FIG. 1 shows the basic structure of a frequency translation filter. A passive mixer 101 comprising switching elements 101a to 101d is used to frequency translate a frequency dependent impedance in the form of a capacitor 103. The operation of the mixer 101 may be viewed as alternating the polarity of the capacitance 103 using a local oscillator (LO) signal to control the switching elements 101a to 101d, the LO signal having a frequency fLO and period TLO.

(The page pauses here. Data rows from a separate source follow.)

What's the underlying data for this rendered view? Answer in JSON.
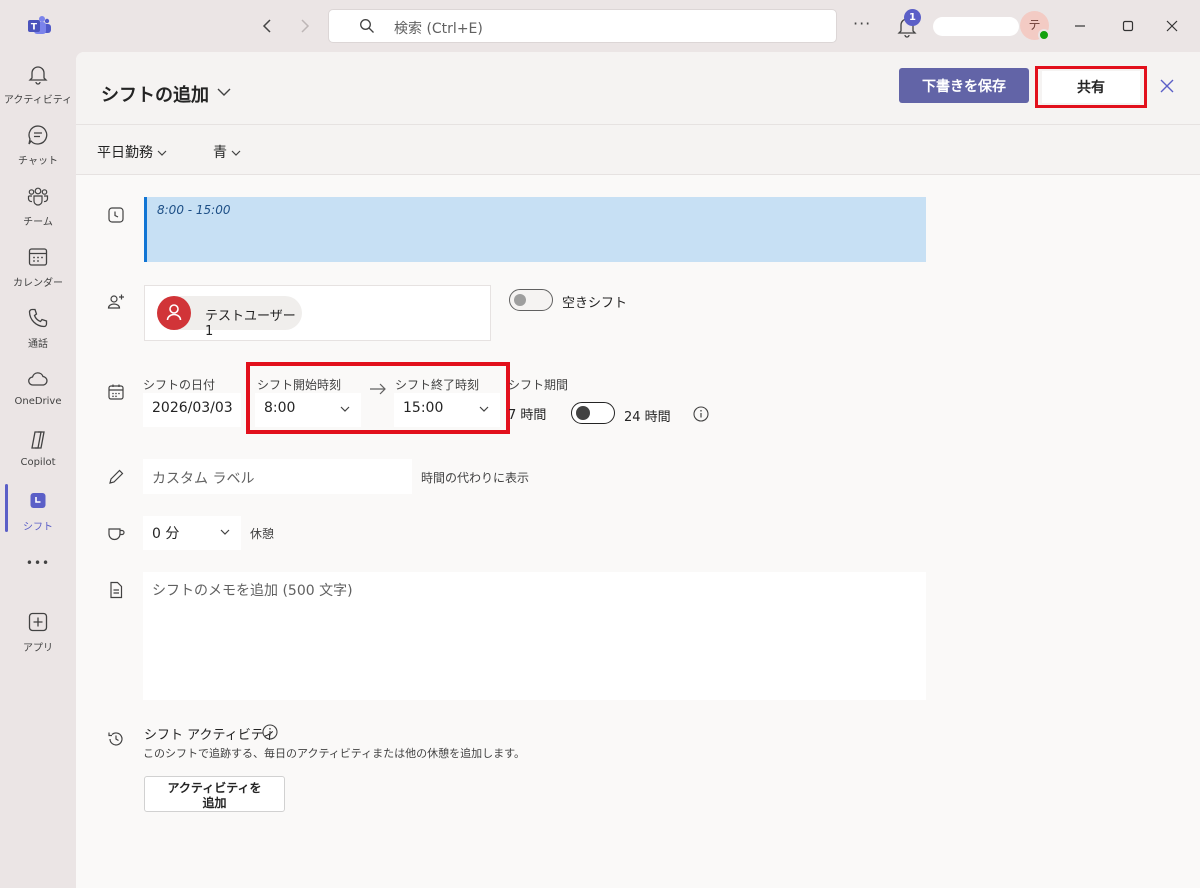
{
  "topbar": {
    "search_placeholder": "検索 (Ctrl+E)",
    "more": "···",
    "notification_count": "1",
    "avatar_initial": "テ"
  },
  "rail": {
    "items": [
      {
        "label": "アクティビティ",
        "icon": "bell-icon"
      },
      {
        "label": "チャット",
        "icon": "chat-icon"
      },
      {
        "label": "チーム",
        "icon": "teams-icon"
      },
      {
        "label": "カレンダー",
        "icon": "calendar-icon"
      },
      {
        "label": "通話",
        "icon": "phone-icon"
      },
      {
        "label": "OneDrive",
        "icon": "cloud-icon"
      },
      {
        "label": "Copilot",
        "icon": "copilot-icon"
      },
      {
        "label": "シフト",
        "icon": "shifts-icon"
      },
      {
        "label": "アプリ",
        "icon": "add-app-icon"
      }
    ],
    "more": "•••",
    "active": "シフト"
  },
  "header": {
    "title": "シフトの追加",
    "save_draft": "下書きを保存",
    "share": "共有"
  },
  "subbar": {
    "template": "平日勤務",
    "color": "青"
  },
  "form": {
    "time_preview": "8:00 - 15:00",
    "user_name": "テストユーザー1",
    "open_shift_label": "空きシフト",
    "date_label": "シフトの日付",
    "date_value": "2026/03/03",
    "start_label": "シフト開始時刻",
    "start_value": "8:00",
    "end_label": "シフト終了時刻",
    "end_value": "15:00",
    "duration_label": "シフト期間",
    "duration_value": "7 時間",
    "allday_label": "24 時間",
    "custom_label_placeholder": "カスタム ラベル",
    "custom_label_hint": "時間の代わりに表示",
    "break_value": "0 分",
    "break_label": "休憩",
    "notes_placeholder": "シフトのメモを追加 (500 文字)",
    "activity_title": "シフト アクティビティ",
    "activity_desc": "このシフトで追跡する、毎日のアクティビティまたは他の休憩を追加します。",
    "activity_button_line1": "アクティビティを",
    "activity_button_line2": "追加"
  },
  "colors": {
    "accent": "#5b5fc7",
    "highlight": "#e2101c",
    "time_bar": "#c7e0f4",
    "user_avatar": "#d13438"
  }
}
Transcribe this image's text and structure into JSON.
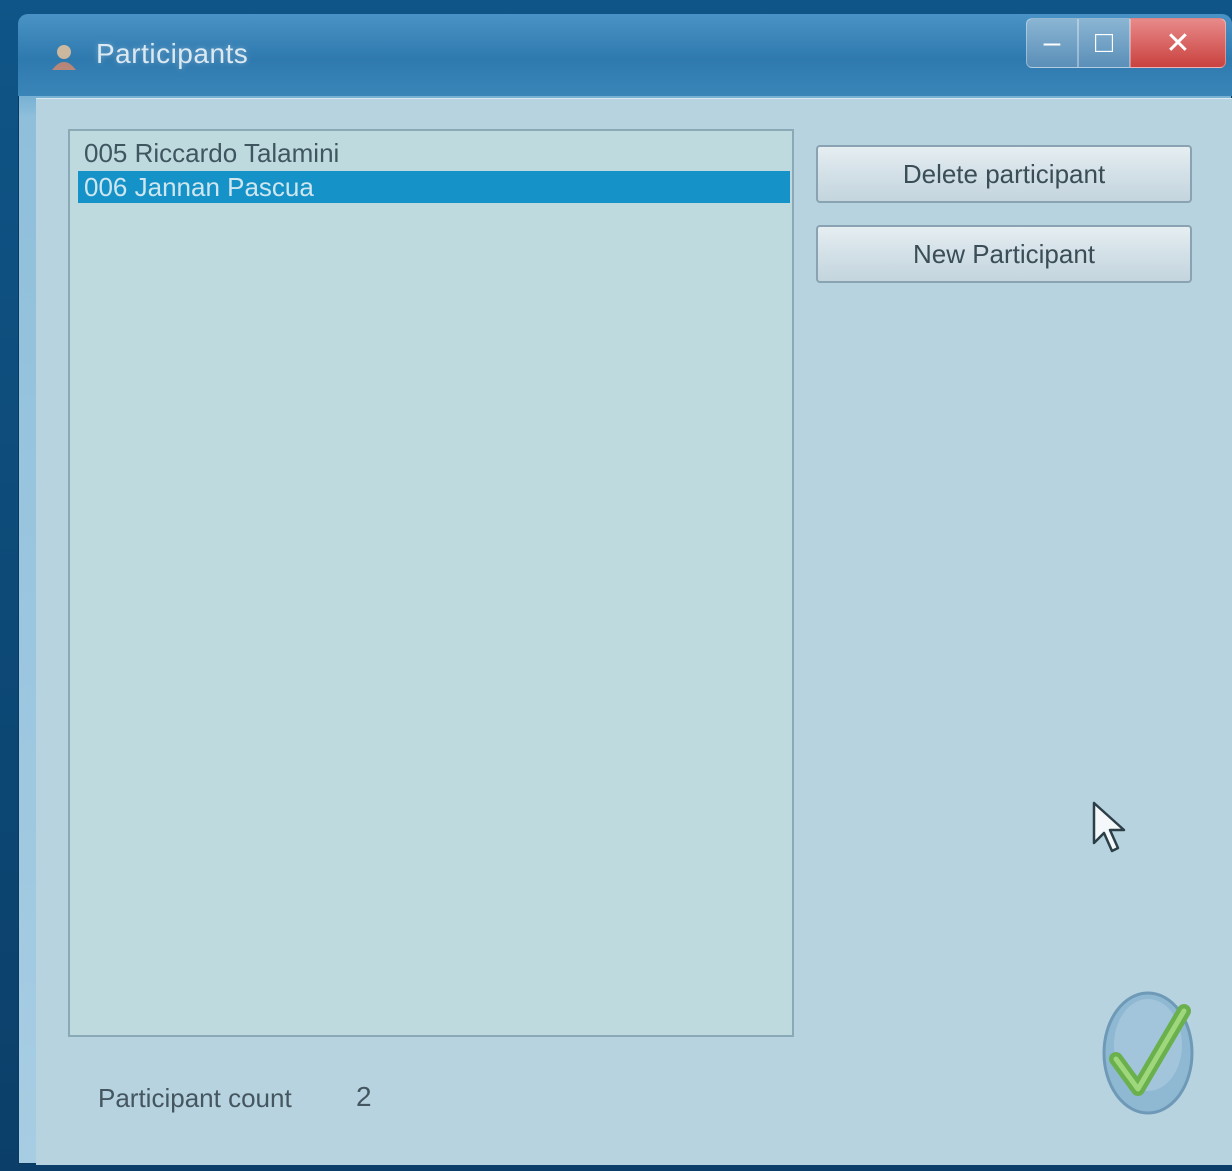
{
  "window": {
    "title": "Participants",
    "caption": {
      "minimize": "–",
      "maximize": "□",
      "close": "✕"
    }
  },
  "participants_list": {
    "items": [
      {
        "label": "005 Riccardo Talamini",
        "selected": false
      },
      {
        "label": "006 Jannan Pascua",
        "selected": true
      }
    ]
  },
  "buttons": {
    "delete_label": "Delete participant",
    "new_label": "New Participant"
  },
  "footer": {
    "count_label": "Participant count",
    "count_value": "2"
  },
  "colors": {
    "selection": "#1592c8",
    "client_background": "#b7d3df",
    "ok_icon": "#6ab04c"
  },
  "icons": {
    "app": "app-icon",
    "ok": "checkmark-icon",
    "pointer": "mouse-cursor-icon"
  }
}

In practice two frequency translation filters are required in a radio receiver, which operate with an in-phase (LOi) and a quadrature-phase (LOq) local oscillator signal respectively. Referring to FIG. 2, a first frequency translation filter comprises a passive mixer 201 comprising switching elements 201a to 201d which are used to frequency translate a frequency dependent impedance in the form of a capacitor 203. A second frequency translation filter comprises a passive mixer 205 comprising switching elements 205a to 205d which are used to frequency translate a frequency dependent impedance in the form of a capacitor 207. The LO signal has a 25% duty cycle such that only one of the frequency translation filters 201, 205 is active at a time.
As shown in FIGS. 3a and 3b, respectively, a frequency translation filter (FTF) may be used simply as a load to an amplifier 301 (i.e. a frequency dependent impedance Zin for the amplifier 301 in FIG. 3a), or as a combined mixer and filter with a baseband output Vout (the combined unit 303 shown in FIG. 3b).

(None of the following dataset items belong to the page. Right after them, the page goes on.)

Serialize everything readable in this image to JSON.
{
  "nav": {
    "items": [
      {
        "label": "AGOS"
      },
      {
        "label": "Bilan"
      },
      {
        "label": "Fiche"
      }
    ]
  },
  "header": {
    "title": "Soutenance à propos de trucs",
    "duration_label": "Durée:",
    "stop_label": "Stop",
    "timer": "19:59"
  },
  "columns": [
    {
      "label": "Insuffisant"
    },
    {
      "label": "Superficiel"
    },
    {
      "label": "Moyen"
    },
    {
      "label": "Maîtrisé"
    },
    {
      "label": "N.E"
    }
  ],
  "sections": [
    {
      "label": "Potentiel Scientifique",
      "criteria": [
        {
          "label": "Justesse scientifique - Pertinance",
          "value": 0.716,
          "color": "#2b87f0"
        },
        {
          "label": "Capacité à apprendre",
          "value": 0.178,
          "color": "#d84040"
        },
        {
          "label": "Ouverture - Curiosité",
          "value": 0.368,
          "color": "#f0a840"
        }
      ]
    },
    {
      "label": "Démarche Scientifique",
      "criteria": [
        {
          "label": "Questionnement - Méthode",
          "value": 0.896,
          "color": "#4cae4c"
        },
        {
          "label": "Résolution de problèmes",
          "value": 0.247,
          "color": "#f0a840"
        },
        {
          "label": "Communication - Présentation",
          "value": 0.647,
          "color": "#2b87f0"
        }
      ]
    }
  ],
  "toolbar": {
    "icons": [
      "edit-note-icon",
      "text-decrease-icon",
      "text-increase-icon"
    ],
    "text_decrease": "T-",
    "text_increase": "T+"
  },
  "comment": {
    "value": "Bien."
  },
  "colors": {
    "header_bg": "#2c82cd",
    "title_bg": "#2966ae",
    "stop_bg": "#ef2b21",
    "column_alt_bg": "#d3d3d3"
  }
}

The frequency translation filter technique has been proven to be successful for improving the selectivity of a RF front-end in a radio receiver, by effectively giving a band-pass characteristic of the RF circuit.

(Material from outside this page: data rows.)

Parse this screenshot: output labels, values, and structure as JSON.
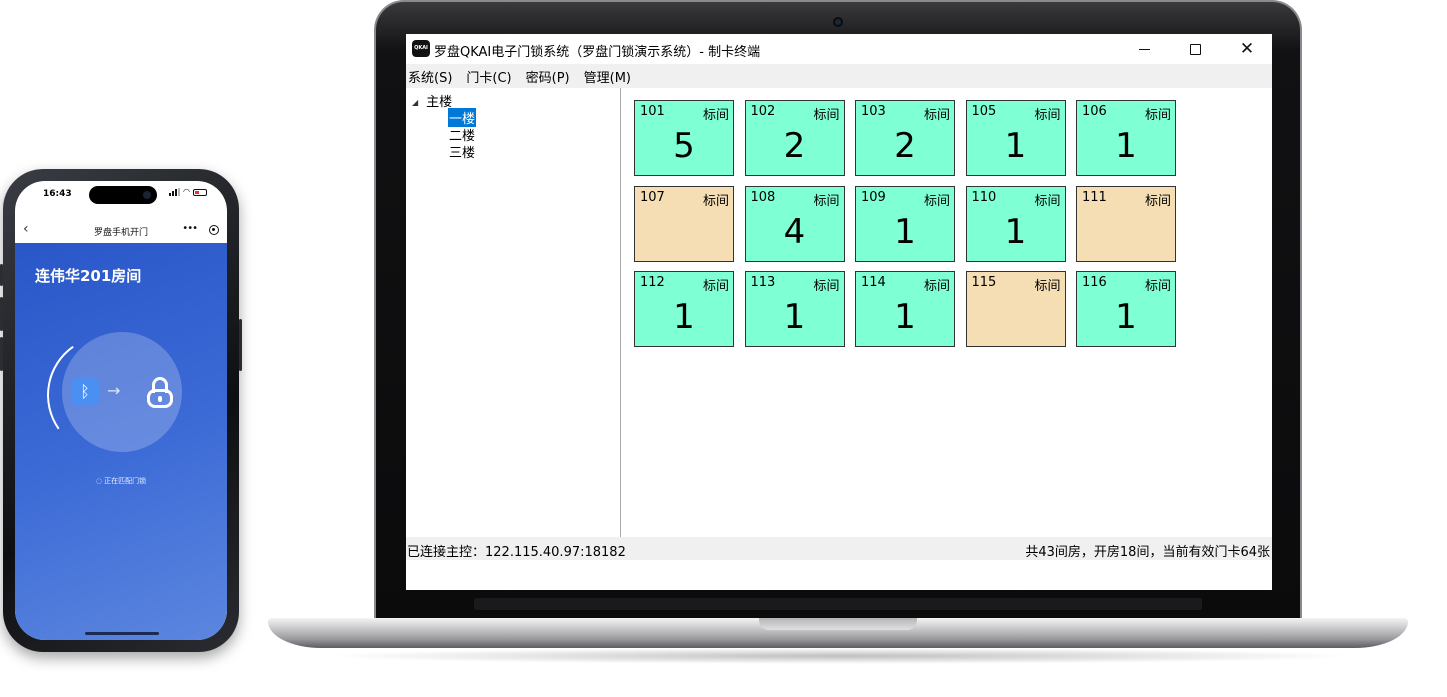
{
  "phone": {
    "status_time": "16:43",
    "nav_title": "罗盘手机开门",
    "nav_back_icon": "chevron-left-icon",
    "nav_more": "•••",
    "room_title": "连伟华201房间",
    "bluetooth_symbol": "ᛒ",
    "arrow_symbol": "→",
    "matching_status": "正在匹配门锁",
    "colors": {
      "gradient_start": "#2a57c8",
      "gradient_end": "#5c86df",
      "bluetooth": "#4b8ff0"
    }
  },
  "window": {
    "icon_text": "QKAI",
    "title": "罗盘QKAI电子门锁系统（罗盘门锁演示系统）- 制卡终端",
    "menu": [
      {
        "label": "系统(S)"
      },
      {
        "label": "门卡(C)"
      },
      {
        "label": "密码(P)"
      },
      {
        "label": "管理(M)"
      }
    ],
    "tree": {
      "root": "主楼",
      "children": [
        "一楼",
        "二楼",
        "三楼"
      ],
      "selected": "一楼"
    },
    "rooms": [
      {
        "number": "101",
        "type": "标间",
        "count": "5",
        "state": "occupied"
      },
      {
        "number": "102",
        "type": "标间",
        "count": "2",
        "state": "occupied"
      },
      {
        "number": "103",
        "type": "标间",
        "count": "2",
        "state": "occupied"
      },
      {
        "number": "105",
        "type": "标间",
        "count": "1",
        "state": "occupied"
      },
      {
        "number": "106",
        "type": "标间",
        "count": "1",
        "state": "occupied"
      },
      {
        "number": "107",
        "type": "标间",
        "count": "",
        "state": "vacant"
      },
      {
        "number": "108",
        "type": "标间",
        "count": "4",
        "state": "occupied"
      },
      {
        "number": "109",
        "type": "标间",
        "count": "1",
        "state": "occupied"
      },
      {
        "number": "110",
        "type": "标间",
        "count": "1",
        "state": "occupied"
      },
      {
        "number": "111",
        "type": "标间",
        "count": "",
        "state": "vacant"
      },
      {
        "number": "112",
        "type": "标间",
        "count": "1",
        "state": "occupied"
      },
      {
        "number": "113",
        "type": "标间",
        "count": "1",
        "state": "occupied"
      },
      {
        "number": "114",
        "type": "标间",
        "count": "1",
        "state": "occupied"
      },
      {
        "number": "115",
        "type": "标间",
        "count": "",
        "state": "vacant"
      },
      {
        "number": "116",
        "type": "标间",
        "count": "1",
        "state": "occupied"
      }
    ],
    "status_left": "已连接主控：122.115.40.97:18182",
    "status_right": "共43间房，开房18间，当前有效门卡64张",
    "colors": {
      "occupied": "#7fffd4",
      "vacant": "#f5deb3",
      "selected": "#0078d7"
    }
  }
}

Recent development of radio transmission schemes suggests the use of multiple simultaneous carriers, referred to as carrier aggregation in the 3GPP Long Term Evolution (LTE) standard. In the future these carriers do not necessarily have to be contiguous in frequency. Simultaneous transmission over several non-contiguous carriers has also been proposed as a possible scenario for white-space and cognitive radio application.
One method developed by the present applicant for handling multiple non-contiguous carriers at a radio receiver is to use complex IF based receivers where a single RF front-end is used to receive multiple desired carriers (as well as undesired signals) and where the desired signals are obtained by means of complex IF mixing or a combination of zero-IF and complex-IF techniques. FIG. 4 shows an example of one such complex configuration, whereby the RF LO frequency is set to a frequency in the middle of two carriers of interest and the IF LO frequency is set to half the distance between the centre frequencies of the two carriers. A complex mixer 401 is used in such an arrangement for handling the multiple carriers. The technique shown in FIG. 4 targets scenarios where the carriers of interest are close to each other compared to their centre frequencies.
As such, the circuit arrangement of FIG. 4 is complex, and a costly method of handling multiple received carriers with non-contiguous frequencies.